Digging In

With the economy in the pits, companies are leaving no stone unturned in their efforts to cut supply-chain costs.

Taming Energy and Transportation

Better forecasts allow for tighter inventory levels, saving working capital. But what to do about those soaring energy bills? Some companies have seen their expenses rise so high that they see a solid rate of return behind multi-million-dollar efforts to curb them. At Kinross’s Maricunga operation, for example, 12 massive Caterpillar “haul trucks” consume more than 2.5 million gallons of diesel fuel a year. Kinross is installing mining-truck simulators at a cost of $1 million each, one benefit of which is the ability to train operators at every location how to drive so that they save fuel and reduce tire wear. The company is also replacing the haul boxes on its trucks with lighter-weight versions and is treating the box liners with chemicals that help make sure all the ore slides out each time a load is dumped.

To get better pricing on fuel and other consumables, Kinross is coordinating procurement of key commodities with the help of Quadrem International Ltd., a Dutch company that offers an E-commerce platform for buyers and suppliers. And it is seeking to become a “little more sophisticated” in the way it hedges against oil-price increases, says Sean Samson, trading customized options contracts in the over-the-counter market, for example, and exploring hedging opportunities for other commodities. While declining to discuss specific returns on these investments, Samson notes that “at $60 a barrel, a lot of these initiatives didn’t offer great payback. At $120 a barrel, they do.”

Dow Chemical, which consumes the equivalent of 850,000 barrels of oil a day in energy and hydrocarbon feedstocks, is focusing its fight against rising energy costs on conservation. Although it increased the energy efficiency of its worldwide operations by about 22 percent between 1995 and 2005, Zavitz says, it is targeting another 25 percent improvement from the 2005 baseline between now and 2015, via multiple short-, medium-, and long-term initiatives. In 2007, the company announced several joint ventures to secure more-cost-effective feedstocks and promote the development and use of renewable and alternative energy sources. For example, the company has launched an initiative in Brazil to create polyethylene from ethanol derived from renewable sugar cane.

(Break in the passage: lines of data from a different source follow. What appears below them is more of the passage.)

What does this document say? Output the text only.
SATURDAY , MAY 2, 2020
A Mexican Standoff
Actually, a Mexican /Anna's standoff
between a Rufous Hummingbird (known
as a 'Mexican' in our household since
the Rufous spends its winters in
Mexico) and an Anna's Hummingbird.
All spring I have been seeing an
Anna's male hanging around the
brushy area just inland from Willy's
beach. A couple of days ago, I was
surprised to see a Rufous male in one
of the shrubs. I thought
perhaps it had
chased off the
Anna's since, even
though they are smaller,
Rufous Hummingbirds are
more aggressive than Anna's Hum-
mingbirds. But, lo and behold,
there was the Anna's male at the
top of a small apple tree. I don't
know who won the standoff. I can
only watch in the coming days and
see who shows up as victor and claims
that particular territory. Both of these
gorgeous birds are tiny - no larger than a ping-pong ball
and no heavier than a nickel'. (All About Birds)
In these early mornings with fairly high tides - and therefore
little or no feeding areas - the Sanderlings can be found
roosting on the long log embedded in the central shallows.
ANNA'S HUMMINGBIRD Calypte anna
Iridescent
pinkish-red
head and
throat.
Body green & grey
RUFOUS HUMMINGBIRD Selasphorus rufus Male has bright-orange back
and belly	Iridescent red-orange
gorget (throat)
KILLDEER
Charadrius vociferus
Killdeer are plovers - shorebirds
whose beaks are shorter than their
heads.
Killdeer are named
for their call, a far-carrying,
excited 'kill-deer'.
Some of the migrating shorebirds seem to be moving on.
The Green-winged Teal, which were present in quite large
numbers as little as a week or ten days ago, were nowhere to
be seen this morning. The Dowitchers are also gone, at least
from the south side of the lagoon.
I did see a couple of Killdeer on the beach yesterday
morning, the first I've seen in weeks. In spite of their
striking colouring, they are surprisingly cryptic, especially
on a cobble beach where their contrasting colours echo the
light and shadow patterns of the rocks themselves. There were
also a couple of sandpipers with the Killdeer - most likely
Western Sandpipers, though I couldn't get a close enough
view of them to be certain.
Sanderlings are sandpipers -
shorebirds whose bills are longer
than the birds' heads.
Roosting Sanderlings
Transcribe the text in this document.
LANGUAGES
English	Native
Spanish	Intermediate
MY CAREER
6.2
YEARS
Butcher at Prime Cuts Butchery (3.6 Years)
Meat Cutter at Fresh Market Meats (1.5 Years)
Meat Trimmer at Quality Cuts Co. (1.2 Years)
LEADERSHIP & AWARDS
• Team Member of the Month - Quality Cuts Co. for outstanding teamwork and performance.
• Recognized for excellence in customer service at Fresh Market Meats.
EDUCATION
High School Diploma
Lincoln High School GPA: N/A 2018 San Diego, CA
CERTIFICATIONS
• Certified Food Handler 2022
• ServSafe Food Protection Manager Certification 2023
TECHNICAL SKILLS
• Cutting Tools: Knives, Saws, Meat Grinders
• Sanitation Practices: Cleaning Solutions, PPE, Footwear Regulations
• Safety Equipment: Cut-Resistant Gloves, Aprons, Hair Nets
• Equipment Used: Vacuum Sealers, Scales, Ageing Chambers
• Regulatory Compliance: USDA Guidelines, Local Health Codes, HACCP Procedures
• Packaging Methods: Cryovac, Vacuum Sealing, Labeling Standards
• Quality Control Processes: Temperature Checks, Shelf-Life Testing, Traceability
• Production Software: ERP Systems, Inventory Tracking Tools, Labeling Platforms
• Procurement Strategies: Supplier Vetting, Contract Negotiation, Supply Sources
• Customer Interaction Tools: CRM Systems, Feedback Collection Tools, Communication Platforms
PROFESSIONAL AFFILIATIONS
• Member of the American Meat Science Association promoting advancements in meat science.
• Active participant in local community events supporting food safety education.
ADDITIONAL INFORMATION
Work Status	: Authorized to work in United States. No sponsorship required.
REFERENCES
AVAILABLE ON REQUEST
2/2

Many companies that are not big consumers of oil and oil derivatives have nonetheless been affected by the sharp rise in fuel costs, of course, especially those in shipping-intensive industries. Avnet Inc., an $18 billion distributor of electronic components and computer products, tries to pass increased freight costs on to its customers where it can, but in the meantime is working with them to minimize the use of overnight and two-day delivery services that typically cost 40 percent or more than standard ground delivery. “By changing their ordering patterns a little, we both save money,” says Avnet senior vice president, CFO, and assistant secretary Ray Sadowski. The company also is trying to consolidate orders more effectively to minimize freight costs, he says, “without having a negative impact on our customers.” Avnet is pursuing similar initiatives with its suppliers, asking them to shun high-cost shipping services when they aren’t required to meet customer timetables.